Evre, Pazarlık (Bargaining): Bu evre, “anlam bulmakta zorlanmak, diğerlerine uzanmak ve başka hikâyelerle örneklendirmek” kavramları ile tanımlanır. Bu süreçte acıyı hafifletmek ve hissedilen kaygıyı en aza indirgemek için hissettiğiniz duygulardan kurtulma karşılığında bir şeyler yapmayı kabul ederek durumu değiştirmek için pazarlık yapmaya çalışabilirsiniz. Bu pazarlığı bizden daha güçlü gördüğümüz ya da olayların gidişatını değiştirebilecek varlıklara atfedebiliriz. Sıklıkla geçmişe dönülür. Kayıp yaşanmadan önceki hayatımız düşünülür ve pişmanlıklar su üstüne çıkar. “Allah’ım, onun yaşamasına izin ver, ona daha iyi davranacağım.” ya da “Daha anlayışlı olacağım, yeter ki beni terk etmesin.” gibi cümleler bu evreye örnek olabilir.
Evre, Depresyon (Depression): Bu evre, “çaresizlik, düşmanlık ve kaçış” kavramları ile tanımlanır. Kişi, kaybın gerçekliğinin artık tamamen idrakindedir. Boşluk iyice hissedilir; hayatı, bir sis içinde yaşıyormuşuz ve yaşamanın tadı tuzu yokmuş gibi sürdürebiliriz. İçe dönüş gerçekleşir, hayattan kendimizi soyutlayabiliriz. Umutsuzluk duygusu yoğunlaşır. Bu evre intihar düşüncesinin hâkim olduğu evredir dolayısıyla tehlikesi göz ardı edilemez.
Evre, Kabullenme (Acceptance): Bu evre, “seçenekleri keşfetmek, yeni planlar ve harekete geçmek” kavramları ile tanımlanır. Kaybı benimsemişizdir, bu gerçeklikle yaşamaya alışmışızdır. Kaybın verdiği üzüntü ve yorgunluk devam etse de hayata döneriz. Yeni insanlar tanır, hayat düzenlemesi yapar ve yeniden umut verici hayaller kurmaya başlarız.
Yasın 5 Aşamasını ele aldığımızda, insanların farklı şekilde yas tuttuklarına dikkat etmek önemlidir. Yani bu aşamaların her birinden geçebilir veya geçmeyebilirsiniz veya bunları sırayla yaşayabilirsiniz. Yas süreci aşamalarının çizgileri genellikle bulanıktır. Ayrıca bir aşamadan diğerine geçebilir ve muhtemelen tamamen yeni bir aşamaya geçmeden önce tekrar geri dönebiliriz.

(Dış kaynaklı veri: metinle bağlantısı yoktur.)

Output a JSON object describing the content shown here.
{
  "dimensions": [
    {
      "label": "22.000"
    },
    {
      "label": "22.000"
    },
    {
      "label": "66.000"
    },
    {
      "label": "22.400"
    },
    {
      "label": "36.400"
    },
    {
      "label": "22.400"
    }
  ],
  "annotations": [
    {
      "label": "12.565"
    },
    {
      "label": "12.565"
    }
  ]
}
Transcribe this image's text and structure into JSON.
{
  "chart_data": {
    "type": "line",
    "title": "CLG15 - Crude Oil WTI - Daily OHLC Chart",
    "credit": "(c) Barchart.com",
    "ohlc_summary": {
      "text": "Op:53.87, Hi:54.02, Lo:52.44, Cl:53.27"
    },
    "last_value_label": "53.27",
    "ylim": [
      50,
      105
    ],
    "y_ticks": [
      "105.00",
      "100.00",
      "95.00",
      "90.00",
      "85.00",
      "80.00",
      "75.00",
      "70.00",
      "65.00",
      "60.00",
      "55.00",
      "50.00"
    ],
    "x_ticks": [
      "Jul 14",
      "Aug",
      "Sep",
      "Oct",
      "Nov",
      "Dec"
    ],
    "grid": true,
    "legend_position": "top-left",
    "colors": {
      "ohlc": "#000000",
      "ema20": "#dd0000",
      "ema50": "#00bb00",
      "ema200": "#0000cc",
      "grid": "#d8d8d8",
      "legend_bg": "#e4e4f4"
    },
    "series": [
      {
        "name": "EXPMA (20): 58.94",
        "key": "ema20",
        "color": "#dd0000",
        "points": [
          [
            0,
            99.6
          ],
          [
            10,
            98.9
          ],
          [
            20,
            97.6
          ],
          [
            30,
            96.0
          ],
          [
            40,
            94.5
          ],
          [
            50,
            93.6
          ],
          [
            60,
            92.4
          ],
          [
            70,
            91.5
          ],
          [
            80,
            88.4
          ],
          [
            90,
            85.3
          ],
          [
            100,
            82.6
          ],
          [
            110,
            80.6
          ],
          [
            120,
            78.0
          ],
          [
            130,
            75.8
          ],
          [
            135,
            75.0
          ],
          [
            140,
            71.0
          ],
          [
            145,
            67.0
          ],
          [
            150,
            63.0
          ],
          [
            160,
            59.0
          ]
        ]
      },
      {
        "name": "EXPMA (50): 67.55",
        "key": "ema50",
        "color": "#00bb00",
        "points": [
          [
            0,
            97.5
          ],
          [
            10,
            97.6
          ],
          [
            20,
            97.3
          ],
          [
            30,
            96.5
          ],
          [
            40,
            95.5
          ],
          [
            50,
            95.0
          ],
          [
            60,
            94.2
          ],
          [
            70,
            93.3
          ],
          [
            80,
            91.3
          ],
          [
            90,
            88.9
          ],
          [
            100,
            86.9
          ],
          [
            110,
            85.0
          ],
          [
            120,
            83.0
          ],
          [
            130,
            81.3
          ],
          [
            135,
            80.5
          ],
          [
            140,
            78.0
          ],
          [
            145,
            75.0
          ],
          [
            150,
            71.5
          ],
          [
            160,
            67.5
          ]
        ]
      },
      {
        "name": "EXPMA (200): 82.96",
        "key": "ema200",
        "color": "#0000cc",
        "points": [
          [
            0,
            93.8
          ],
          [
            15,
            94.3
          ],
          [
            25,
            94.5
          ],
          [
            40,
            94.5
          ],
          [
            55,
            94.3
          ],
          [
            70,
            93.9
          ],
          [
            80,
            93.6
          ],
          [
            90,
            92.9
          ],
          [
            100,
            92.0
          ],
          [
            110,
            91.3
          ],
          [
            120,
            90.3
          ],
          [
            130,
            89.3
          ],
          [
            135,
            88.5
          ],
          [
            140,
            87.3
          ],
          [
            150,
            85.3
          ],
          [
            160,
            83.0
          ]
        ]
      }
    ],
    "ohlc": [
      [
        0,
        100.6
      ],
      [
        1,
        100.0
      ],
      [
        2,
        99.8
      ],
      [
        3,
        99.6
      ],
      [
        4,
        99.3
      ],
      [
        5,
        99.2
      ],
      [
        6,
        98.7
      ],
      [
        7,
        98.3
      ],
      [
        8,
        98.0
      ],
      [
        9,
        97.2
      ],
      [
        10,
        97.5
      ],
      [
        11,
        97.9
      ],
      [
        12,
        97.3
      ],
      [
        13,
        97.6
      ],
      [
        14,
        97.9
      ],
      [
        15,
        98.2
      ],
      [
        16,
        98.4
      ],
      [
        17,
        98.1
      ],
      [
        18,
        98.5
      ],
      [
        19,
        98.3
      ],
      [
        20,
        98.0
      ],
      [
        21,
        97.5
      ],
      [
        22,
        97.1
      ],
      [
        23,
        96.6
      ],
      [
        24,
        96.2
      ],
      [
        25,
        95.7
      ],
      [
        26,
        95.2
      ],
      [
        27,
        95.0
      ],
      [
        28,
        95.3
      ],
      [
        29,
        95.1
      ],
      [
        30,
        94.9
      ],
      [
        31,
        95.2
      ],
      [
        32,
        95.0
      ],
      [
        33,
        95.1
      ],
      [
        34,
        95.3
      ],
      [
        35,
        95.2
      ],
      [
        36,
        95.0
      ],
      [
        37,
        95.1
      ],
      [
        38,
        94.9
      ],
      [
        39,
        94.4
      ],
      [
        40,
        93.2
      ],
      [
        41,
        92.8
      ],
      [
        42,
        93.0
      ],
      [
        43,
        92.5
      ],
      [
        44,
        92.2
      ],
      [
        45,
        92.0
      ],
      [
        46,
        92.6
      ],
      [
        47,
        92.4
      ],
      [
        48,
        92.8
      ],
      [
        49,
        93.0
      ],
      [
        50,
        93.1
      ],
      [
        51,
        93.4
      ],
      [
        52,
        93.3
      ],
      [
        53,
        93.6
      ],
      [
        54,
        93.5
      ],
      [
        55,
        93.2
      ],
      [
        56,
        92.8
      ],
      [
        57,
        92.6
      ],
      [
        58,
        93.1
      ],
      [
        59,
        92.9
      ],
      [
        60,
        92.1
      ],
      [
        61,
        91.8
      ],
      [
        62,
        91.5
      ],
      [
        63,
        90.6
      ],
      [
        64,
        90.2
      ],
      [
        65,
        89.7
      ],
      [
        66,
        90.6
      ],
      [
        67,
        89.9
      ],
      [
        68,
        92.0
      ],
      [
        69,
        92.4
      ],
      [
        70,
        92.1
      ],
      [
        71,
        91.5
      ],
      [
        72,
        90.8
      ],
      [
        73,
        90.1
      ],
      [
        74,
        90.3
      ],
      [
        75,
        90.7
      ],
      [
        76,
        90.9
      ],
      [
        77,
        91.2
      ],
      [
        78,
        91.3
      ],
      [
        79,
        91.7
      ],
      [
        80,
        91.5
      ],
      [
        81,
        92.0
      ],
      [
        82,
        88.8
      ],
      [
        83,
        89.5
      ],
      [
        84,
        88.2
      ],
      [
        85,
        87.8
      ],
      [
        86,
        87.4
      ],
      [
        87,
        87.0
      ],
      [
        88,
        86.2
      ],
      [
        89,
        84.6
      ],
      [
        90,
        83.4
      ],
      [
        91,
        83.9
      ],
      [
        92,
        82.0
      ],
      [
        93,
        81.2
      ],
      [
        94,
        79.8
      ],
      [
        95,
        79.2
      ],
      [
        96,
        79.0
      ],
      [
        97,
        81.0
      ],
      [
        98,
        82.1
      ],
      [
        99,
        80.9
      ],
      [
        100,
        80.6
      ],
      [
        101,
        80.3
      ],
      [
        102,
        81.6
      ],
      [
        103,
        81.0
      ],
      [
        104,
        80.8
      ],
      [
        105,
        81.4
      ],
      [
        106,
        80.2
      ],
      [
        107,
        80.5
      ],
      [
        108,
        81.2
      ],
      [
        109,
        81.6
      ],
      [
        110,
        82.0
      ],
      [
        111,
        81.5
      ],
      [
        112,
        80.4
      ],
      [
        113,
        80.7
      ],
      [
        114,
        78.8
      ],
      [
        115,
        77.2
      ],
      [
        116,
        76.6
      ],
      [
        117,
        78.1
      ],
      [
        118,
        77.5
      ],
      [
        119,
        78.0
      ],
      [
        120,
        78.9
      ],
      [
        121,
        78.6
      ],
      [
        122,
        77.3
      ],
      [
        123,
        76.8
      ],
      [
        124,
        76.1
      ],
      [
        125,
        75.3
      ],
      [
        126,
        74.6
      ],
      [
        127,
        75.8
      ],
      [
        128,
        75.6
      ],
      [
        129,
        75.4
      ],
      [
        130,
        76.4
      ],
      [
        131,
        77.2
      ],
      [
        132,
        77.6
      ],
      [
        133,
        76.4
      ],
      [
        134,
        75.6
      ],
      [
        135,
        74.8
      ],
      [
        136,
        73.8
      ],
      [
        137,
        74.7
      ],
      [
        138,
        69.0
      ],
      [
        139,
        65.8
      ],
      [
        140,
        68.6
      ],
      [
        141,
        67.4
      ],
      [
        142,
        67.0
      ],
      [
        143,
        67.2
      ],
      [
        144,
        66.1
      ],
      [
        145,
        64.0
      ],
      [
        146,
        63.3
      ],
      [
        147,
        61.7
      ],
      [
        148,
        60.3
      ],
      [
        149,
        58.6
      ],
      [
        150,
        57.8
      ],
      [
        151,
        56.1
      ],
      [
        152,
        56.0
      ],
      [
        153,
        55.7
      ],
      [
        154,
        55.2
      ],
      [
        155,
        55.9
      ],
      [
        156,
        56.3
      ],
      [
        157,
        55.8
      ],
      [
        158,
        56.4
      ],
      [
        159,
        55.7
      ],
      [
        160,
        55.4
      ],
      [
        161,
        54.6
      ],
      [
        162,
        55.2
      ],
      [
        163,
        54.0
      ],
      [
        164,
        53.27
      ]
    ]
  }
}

Tüm bu süreçte asıl olay, yasın biricikliğini ve kaybın verdiği acıyı kabullenmektir. Üzülmeliyiz, bu duyguları yaşamak için kendimize alan açmalıyız. Kaybın ardından hemen hayata dönmek zorunda değiliz. Bir süre kaybın verdiği o hüznün içinde yüzebilir, defalarca batıp çıkabilir, her gün bunu düşünebiliriz. Son olarak… Yasla ilgili çok sevdiğim bir illüstrasyon:
“İnsanlar yasın zamanla azaldığına inanma eğilimindedir. Gerçekte olan ise yasın etrafında büyüdüğümüzdür.”
Yas küçülmüyor, içimizde bir yerde hep duruyor ama biz duyguları yaşayıp olgunlaştıkça ve onları kabul ettikçe yasımızın etrafında büyüyoruz ve yasın içimizde kapladığı alan küçülüyor. Mükemmel bir anlatım.